Mon Mar 12, 2007 8:44am EDT

By Robert MacMillan

Bonds

NEW YORK (Reuters) - U.S. news organizations are feeling pressured to find radical new ways to make money as their financial outlooks worsen despite embracing new technology, a study released on Monday said.

One way to do it may be to charge Web users for news in a way they cannot avoid -- their Internet access bill, said thestudy called "State of the News Media 2007."

"The hope that Internet advertising will someday match what print and television now bring in appears to be vanishing," according to the study, published by the Project for Excellence in Journalism, a Washington, D.C.-based nonprofit group affiliated with the Pew Charitable Trusts.
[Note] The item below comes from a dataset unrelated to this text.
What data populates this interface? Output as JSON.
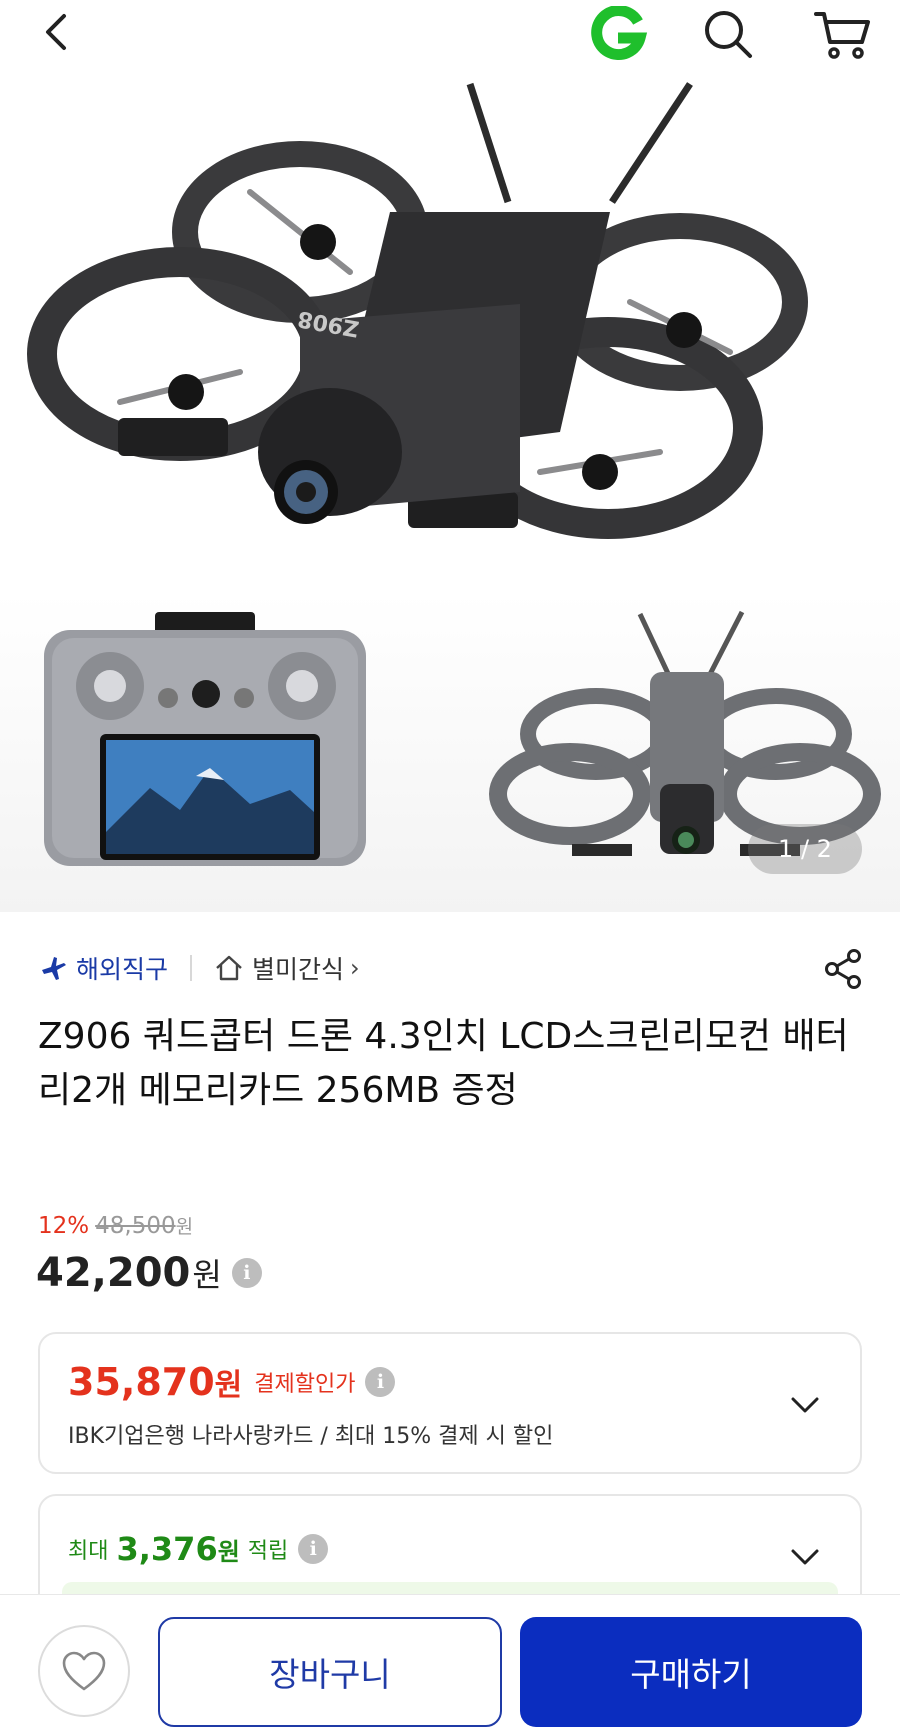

News outlets, particularly U.S. newspapers, were able to rely on advertising and subscriptions for years, and have staked high hopes on their online sales eventually eclipsing weaker print revenue.

That may not work out, however, said Tom Rosenstiel, the study's supervisor and the group's director. The amount of online advertising dollars is still rising, "but now there are growing doubts about how much of that will accrue to news," the study said.

"The people on the countinghouse side have got to come up with a new plan," said Rosenstiel, who used to cover the news business for the Los Angeles Times. "The audience is migrating but the advertising probably never will in sufficient amounts."

With more people expecting to get news for free on the Internet, publishers may need to consider forming consortiums to charge for online news, the study said.

"The increasingly logical scenario is not to charge the consumer directly," the study said. "Instead, news providers would charge Internet providers and aggregators licensing fees for content."

Rosenstiel acknowledged that this approach, similar to the cable television model, could result in more expensive Internet access bills. "It's either that or journalism shrinks in America," he said.

Figuring out how the news business will survive is the most pressing question on the minds of publishers as well as investors. But Wall Street's patience is limited, and newspaper stocks have been falling steadily for several years.

Publishers are trying to cut expenses through layoffs, outsourcing and changing what they cover, even as they try to get more revenue through new technology and local coverage that they think will attract more advertisers.

This has led to the sale of several large papers to private buyers. Two U.S. mainstay newspaper companies, Knight Ridder and Pulitzer, were swallowed up by rivals. A third, Tribune Co., is considering bids for all or parts of the company.

Longtime newspaper analyst John Morton said newspapers must invest more in new technology. While most newspaper executives realize that, it has not proceeded as quickly as it should have, he said.

"The newspaper business has always been a laggard on spending in research and development," he said.